Agape ist im wahrsten Sinne des Wortes Feindesliebe. Diese Liebe kann auch den Feind lieben, weil sie nichts Liebenswertes oder Freundschaftliches vorfinden muss, um lieben zu können. Für Eros ist Feindesliebe vollkommen unmöglich, weil sie am Feind nichts Liebenswertes findet, sonst wäre es ja kein Feind. Eros ist Liebe mit Absicht, mit Hoffnung und Erwartung.
Agape ist Liebe, die sich verschenkt, die nicht das Ihre sucht und die keine Erwartungen hat.

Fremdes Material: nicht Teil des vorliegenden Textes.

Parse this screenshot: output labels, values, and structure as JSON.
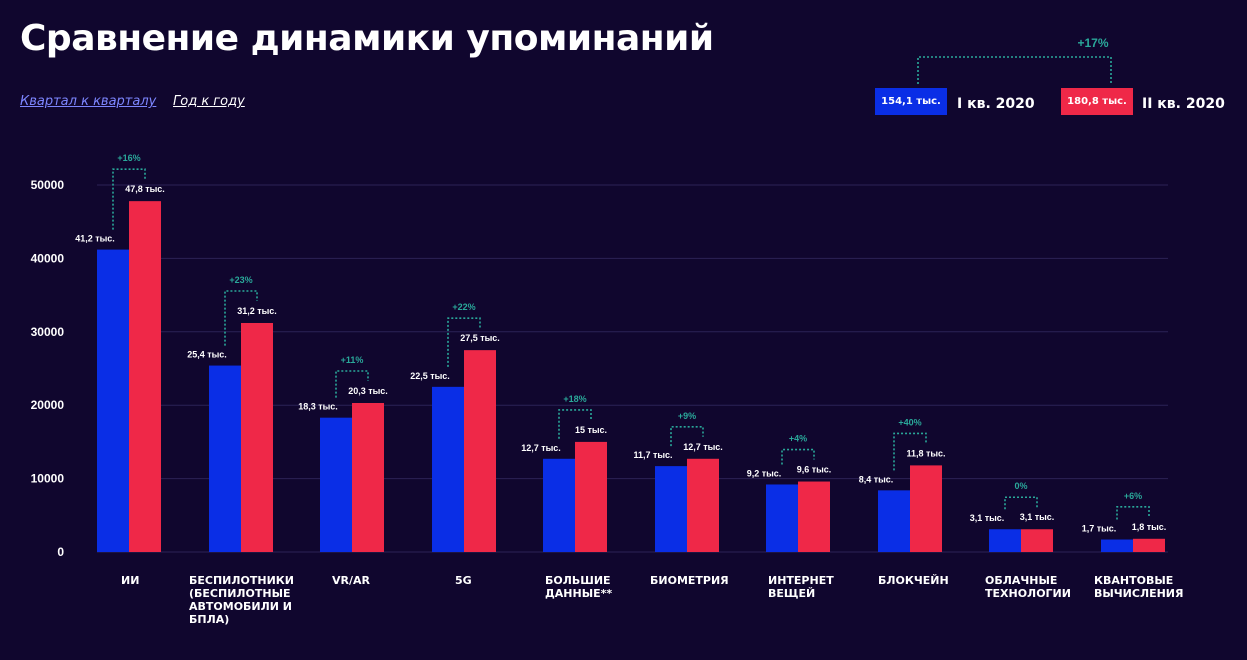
{
  "header": {
    "title": "Сравнение динамики упоминаний",
    "tabs": [
      {
        "label": "Квартал к кварталу"
      },
      {
        "label": "Год к году"
      }
    ]
  },
  "legend": {
    "growth": "+17%",
    "items": [
      {
        "value": "154,1 тыс.",
        "label": "I кв. 2020",
        "color": "#0a2ee6"
      },
      {
        "value": "180,8 тыс.",
        "label": "II кв. 2020",
        "color": "#ef2848"
      }
    ]
  },
  "colors": {
    "background": "#10062e",
    "q1": "#0a2ee6",
    "q2": "#ef2848",
    "growth": "#2aa89a",
    "grid": "#2b2256"
  },
  "chart_data": {
    "type": "bar",
    "title": "Сравнение динамики упоминаний",
    "ylim": [
      0,
      50000
    ],
    "yticks": [
      "0",
      "10000",
      "20000",
      "30000",
      "40000",
      "50000"
    ],
    "categories": [
      "ИИ",
      "БЕСПИЛОТНИКИ\n(БЕСПИЛОТНЫЕ\nАВТОМОБИЛИ И\nБПЛА)",
      "VR/AR",
      "5G",
      "БОЛЬШИЕ\nДАННЫЕ**",
      "БИОМЕТРИЯ",
      "ИНТЕРНЕТ\nВЕЩЕЙ",
      "БЛОКЧЕЙН",
      "ОБЛАЧНЫЕ\nТЕХНОЛОГИИ",
      "КВАНТОВЫЕ\nВЫЧИСЛЕНИЯ"
    ],
    "series": [
      {
        "name": "I кв. 2020",
        "values": [
          41200,
          25400,
          18300,
          22500,
          12700,
          11700,
          9200,
          8400,
          3100,
          1700
        ],
        "labels": [
          "41,2 тыс.",
          "25,4 тыс.",
          "18,3 тыс.",
          "22,5 тыс.",
          "12,7 тыс.",
          "11,7 тыс.",
          "9,2 тыс.",
          "8,4 тыс.",
          "3,1 тыс.",
          "1,7 тыс."
        ]
      },
      {
        "name": "II кв. 2020",
        "values": [
          47800,
          31200,
          20300,
          27500,
          15000,
          12700,
          9600,
          11800,
          3100,
          1800
        ],
        "labels": [
          "47,8 тыс.",
          "31,2 тыс.",
          "20,3 тыс.",
          "27,5 тыс.",
          "15 тыс.",
          "12,7 тыс.",
          "9,6 тыс.",
          "11,8 тыс.",
          "3,1 тыс.",
          "1,8 тыс."
        ]
      }
    ],
    "growth": [
      "+16%",
      "+23%",
      "+11%",
      "+22%",
      "+18%",
      "+9%",
      "+4%",
      "+40%",
      "0%",
      "+6%"
    ]
  }
}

Vielleicht hat Gott uns Eltern diese Agape-Fähigkeit ihren Neugeborenen gegenüber geschenkt, um uns eine Erinnerung an seine Agape zu schenken. Denn diese bedingungslose, gönnende Liebe zu einem Säugling ist ein wunderbares Abbild für Gottes bedingungslose und gönnende Liebe zu uns, einfach noch unbeschreiblich stärker.

Und natürlich gibt es noch viel mehr Möglichkeiten, sich Gottes Liebe zu vergegenwärtigen. Und natürlich ist das auch für Menschen möglich, die keine Kinder haben. Aber nicht umsonst will Jesus den Vergleich zwischen Elternliebe und Gottesliebe. Und nicht umsonst wird Gott im Neuen Testament hauptsächlich als Vater bezeichnet.